Harmon has known some of those flower beds for decades. "My neighborhood is gone," she declares, steering down a winding hill through her old haunts. "I can't read the signs because I don't speak Spanish -- in my native country!" As we hang a right onto the heavily trafficked business artery of Murfreesboro Road, Harmon starts pointing out evidence right and left. "As you see, everything for blocks is either a check-cashing place, a PayDay Loan or something Mexican. I don't know what the deal is with that one," she says, aiming a burgundy fingernail at a DryCleanersUSA sign, festooned in Stars and Stripes, that has been hung upside down.

"I can tell you what was in every one of these buildings until about five years ago," she says. "Some of them have been here since I was a child. Right there was my dentist's office," she says, pointing to a Western Union sign. "Now if it's not for rent, it's got a Mexican sign on it."

Harmon's culture shock was part of what prompted her to co-found Tennesseans for Responsible Immigration Policies (TRIP), now the state's leading anti-immigration group, in 2001. But even if she sometimes sounds like a walking, talking cultural-backlash cliché, she doesn't exactly fit the mold.

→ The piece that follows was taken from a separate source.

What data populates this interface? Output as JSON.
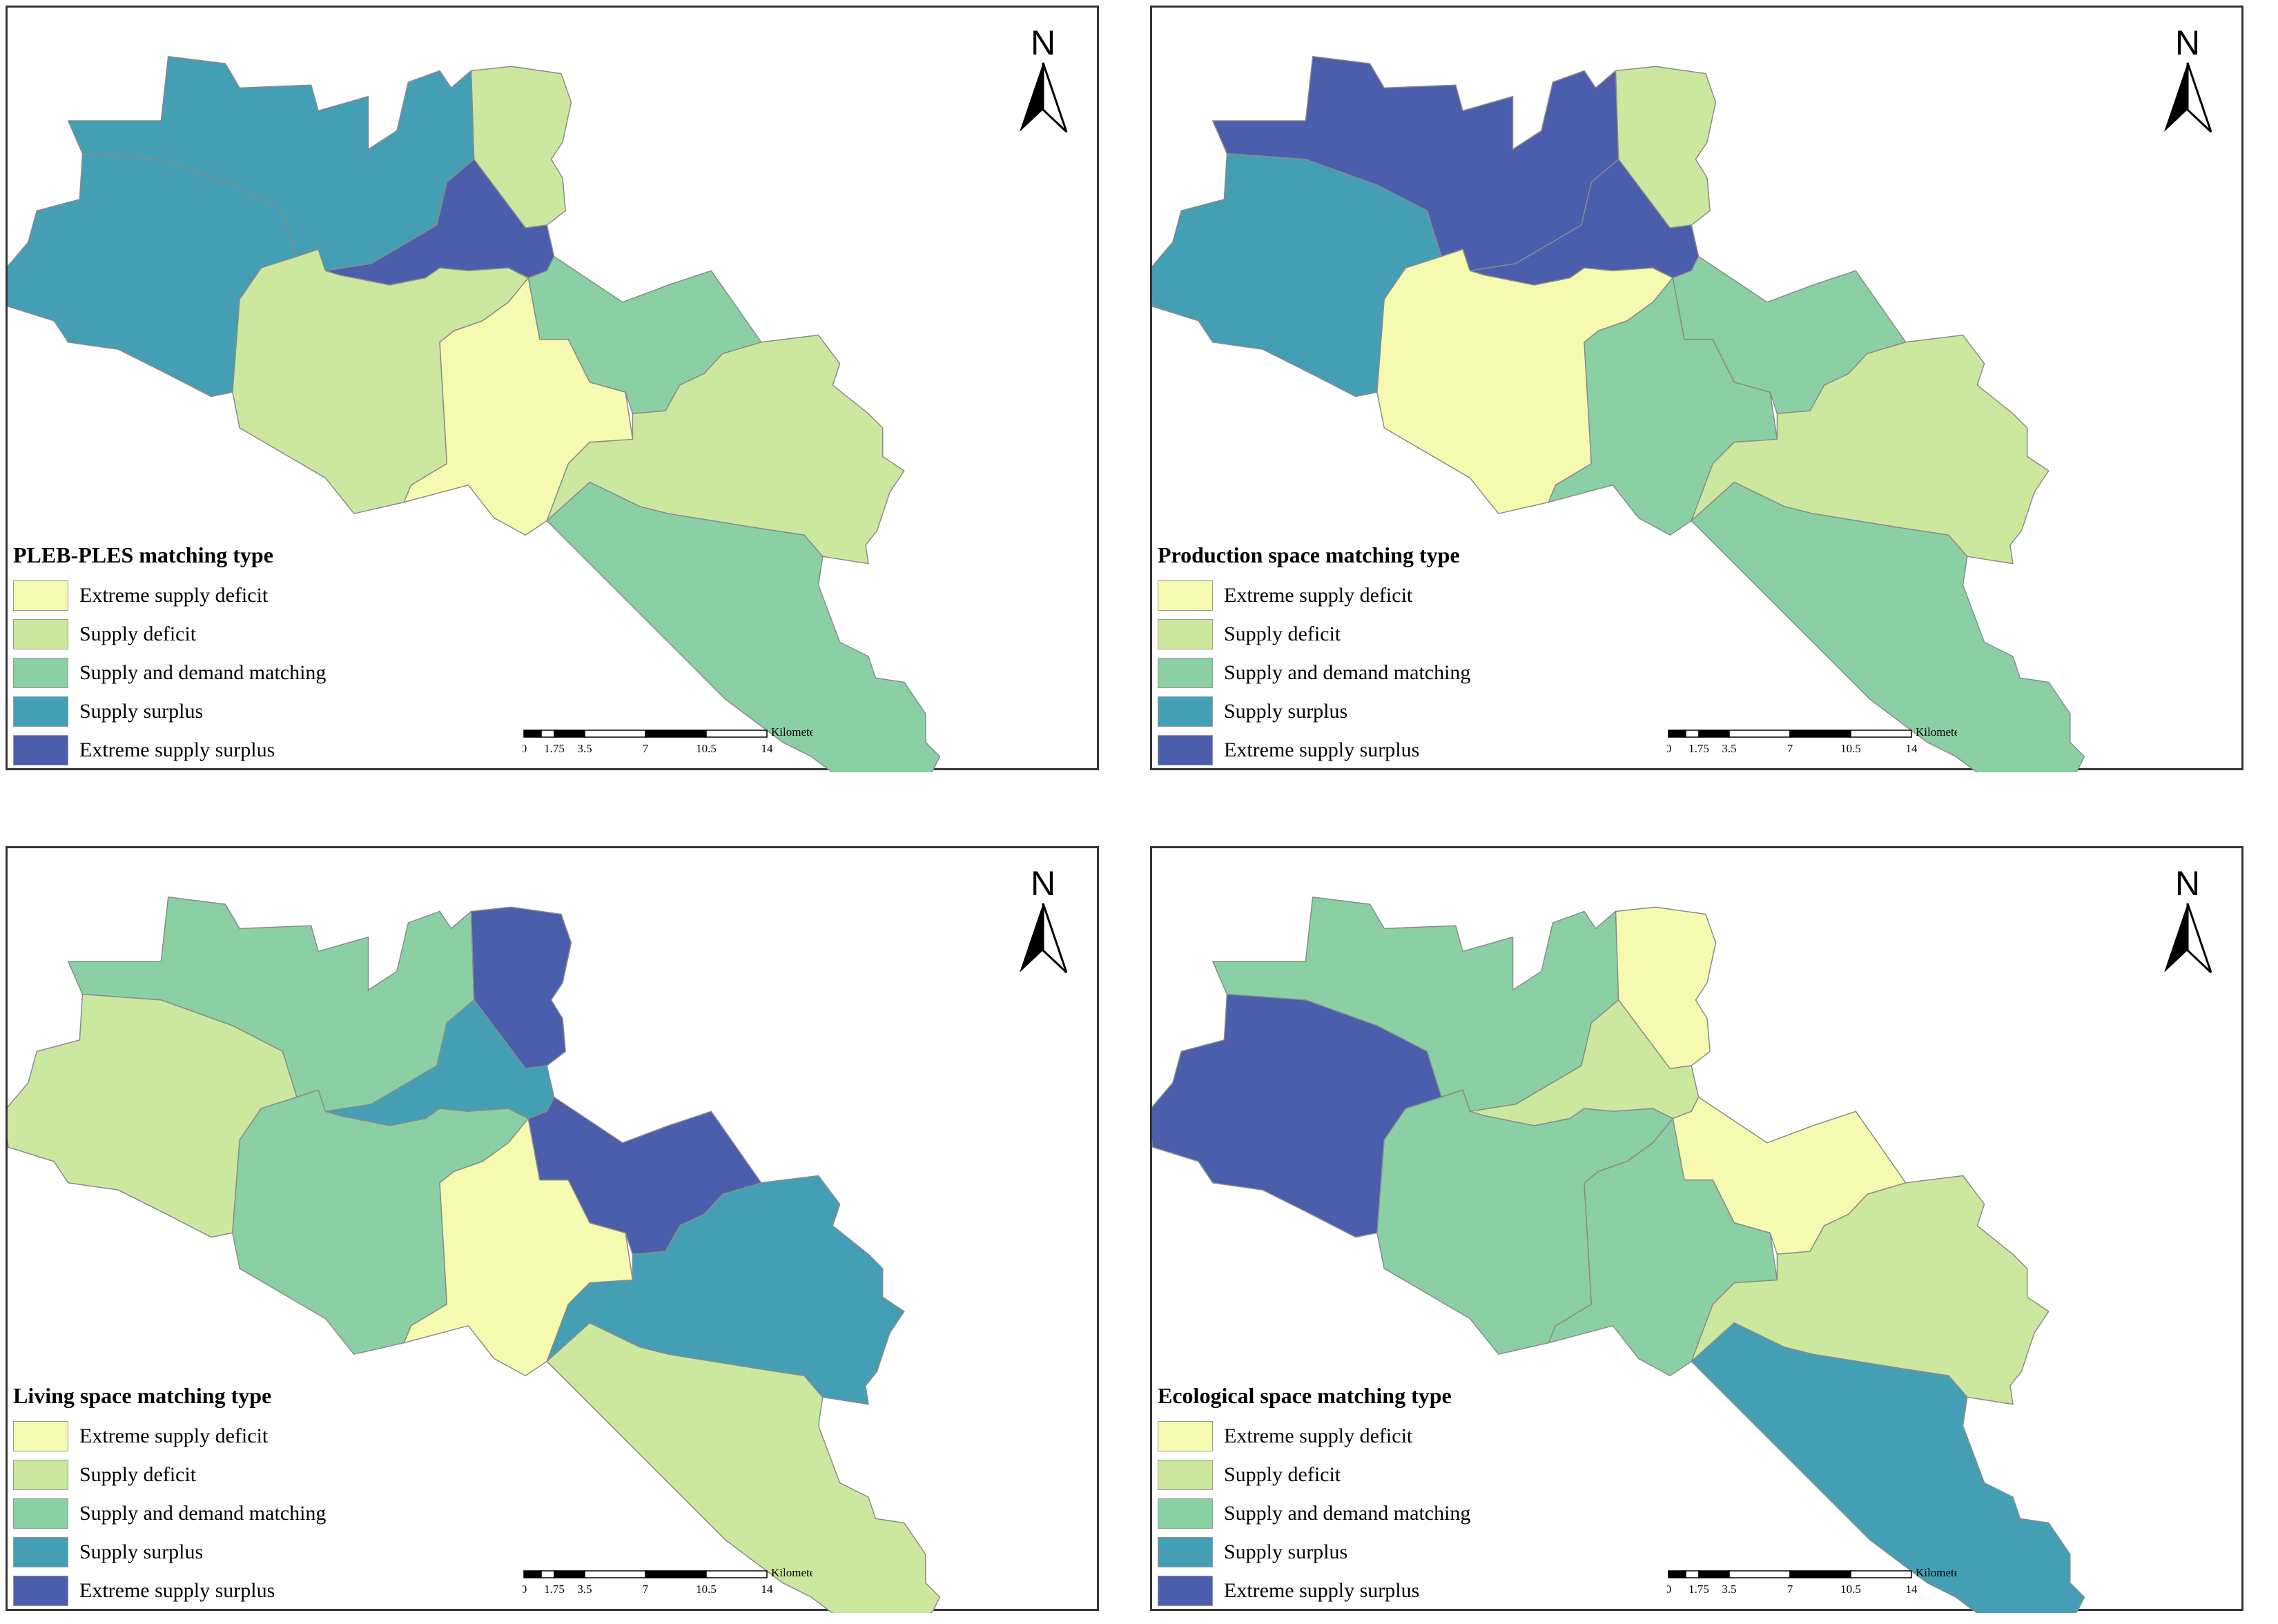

Harmon, who as a teenager cruised South Nashville with a big gold marijuana-leaf decal on the back of her Camaro ("it matched," she says), has always had a rebellious streak as wide as Tennessee. "Maybe I read too many mysteries as a child," she says. "I have to think out of the box."

She fell in love with activism in 1999 when she partnered with the ACLU in a successful challenge to a new uniform policy at two of her children's public schools. "I don't know about you, but I see kids going to school in uniforms, and I'm seeing little Nazis heiling Hitler."